Title Introducing the bromide/alkalinity ratio for a follow-up discussion on "Precipitation of salts in freezing seawater and ozone depletion events; a status report", by Morin et al., published in Atmos. Chem. Phys., 8, 7317-7324, 2008
Author Sander, R.; Morin, S.
Author Affil Sander, R., Max-Planck-Institut für Chemie, Chemie der Atmosphäre, Mainz, Germany. Other: Meteo-France, France
Source Atmospheric Chemistry and Physics, 10(16), p.7655-7658, . Publisher: Copernicus, Katlenburg-Lindau, International. ISSN: 1680- 7316
Publication Date 2010
Notes In English. Published in Atmospheric Chemistry and Physics Discussions: 2 October 2009, http://www.atmos-chem-phys- discuss.net/9/20765/2009/acpd-9-20765- 2009.html ; accessed in June, 2011. 10 refs. GeoRef Acc. No: 310025
Index Terms cooling; evaporation; freezing; geochemistry; ice; ozone; temperature; alkalinity; atmosphere; bromides; bromine; calcium carbonate; depletion; halides; halogens; precipitation; salt water; sea water; troposphere
Abstract Sander et al. (2006) proposed that CaCO3 precipitation can be an important factor in triggering tropospheric ozone depletion events. Recently, Morin et al. (2008b) presented calculations with the FREZCHEM model and concluded that their results and interpretation cast doubt on the validity of this hypothesis.

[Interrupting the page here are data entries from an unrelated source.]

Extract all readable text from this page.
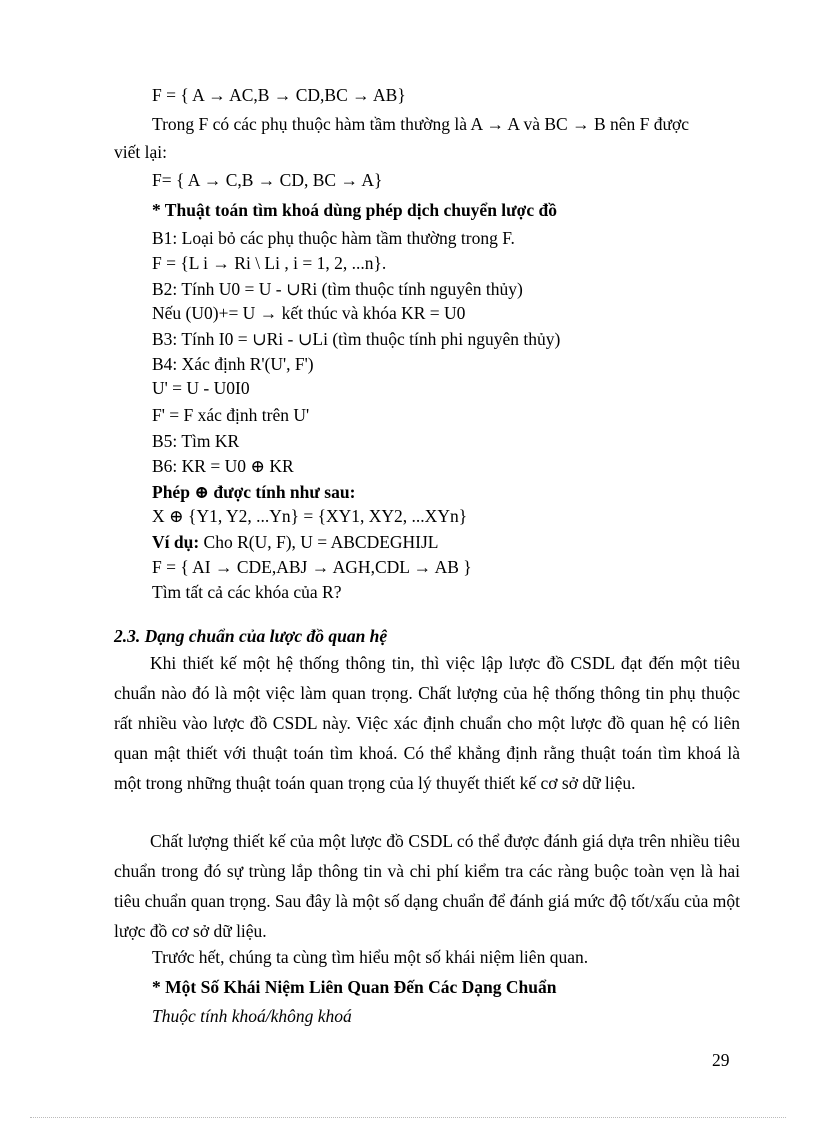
F = { A → AC,B → CD,BC → AB}
Trong F có các phụ thuộc hàm tầm thường là A → A và BC → B nên F được
viết lại:
F= { A → C,B → CD, BC → A}
* Thuật toán tìm khoá dùng phép dịch chuyển lược đồ
B1: Loại bỏ các phụ thuộc hàm tầm thường trong F.
F = {L i → Ri \ Li , i = 1, 2, ...n}.
B2: Tính U0 = U - ∪Ri (tìm thuộc tính nguyên thủy)
Nếu (U0)+= U → kết thúc và khóa KR = U0
B3: Tính I0 = ∪Ri - ∪Li (tìm thuộc tính phi nguyên thủy)
B4: Xác định R'(U', F')
U' = U - U0I0
F' = F xác định trên U'
B5: Tìm KR
B6: KR = U0 ⊕ KR
Phép ⊕ được tính như sau:
X ⊕ {Y1, Y2, ...Yn} = {XY1, XY2, ...XYn}
Ví dụ: Cho R(U, F), U = ABCDEGHIJL
F = { AI → CDE,ABJ → AGH,CDL → AB }
Tìm tất cả các khóa của R?
2.3. Dạng chuẩn của lược đồ quan hệ

Khi thiết kế một hệ thống thông tin, thì việc lập lược đồ CSDL đạt đến một tiêu chuẩn nào đó là một việc làm quan trọng. Chất lượng của hệ thống thông tin phụ thuộc rất nhiều vào lược đồ CSDL này. Việc xác định chuẩn cho một lược đồ quan hệ có liên quan mật thiết với thuật toán tìm khoá. Có thể khẳng định rằng thuật toán tìm khoá là một trong những thuật toán quan trọng của lý thuyết thiết kế cơ sở dữ liệu.

Chất lượng thiết kế của một lược đồ CSDL có thể được đánh giá dựa trên nhiều tiêu chuẩn trong đó sự trùng lắp thông tin và chi phí kiểm tra các ràng buộc toàn vẹn là hai tiêu chuẩn quan trọng. Sau đây là một số dạng chuẩn để đánh giá mức độ tốt/xấu của một lược đồ cơ sở dữ liệu.

Trước hết, chúng ta cùng tìm hiểu một số khái niệm liên quan.
* Một Số Khái Niệm Liên Quan Đến Các Dạng Chuẩn
Thuộc tính khoá/không khoá
29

In this joint publication, we have re-analyzed the implications of the FREZCHEM results and show how they can be reconciled with the proposal of Sander et al. (2006). The chemical predictions of both approaches are consistent. Although an interpretation solely based on the alkalinity change in the brine does not support the conclusion of Sander et al. (2006), we show that the bromide/alkalinity ratio (which increases during the cooling of the brine) can be used as an indicator of the potential for triggering bromine explosions.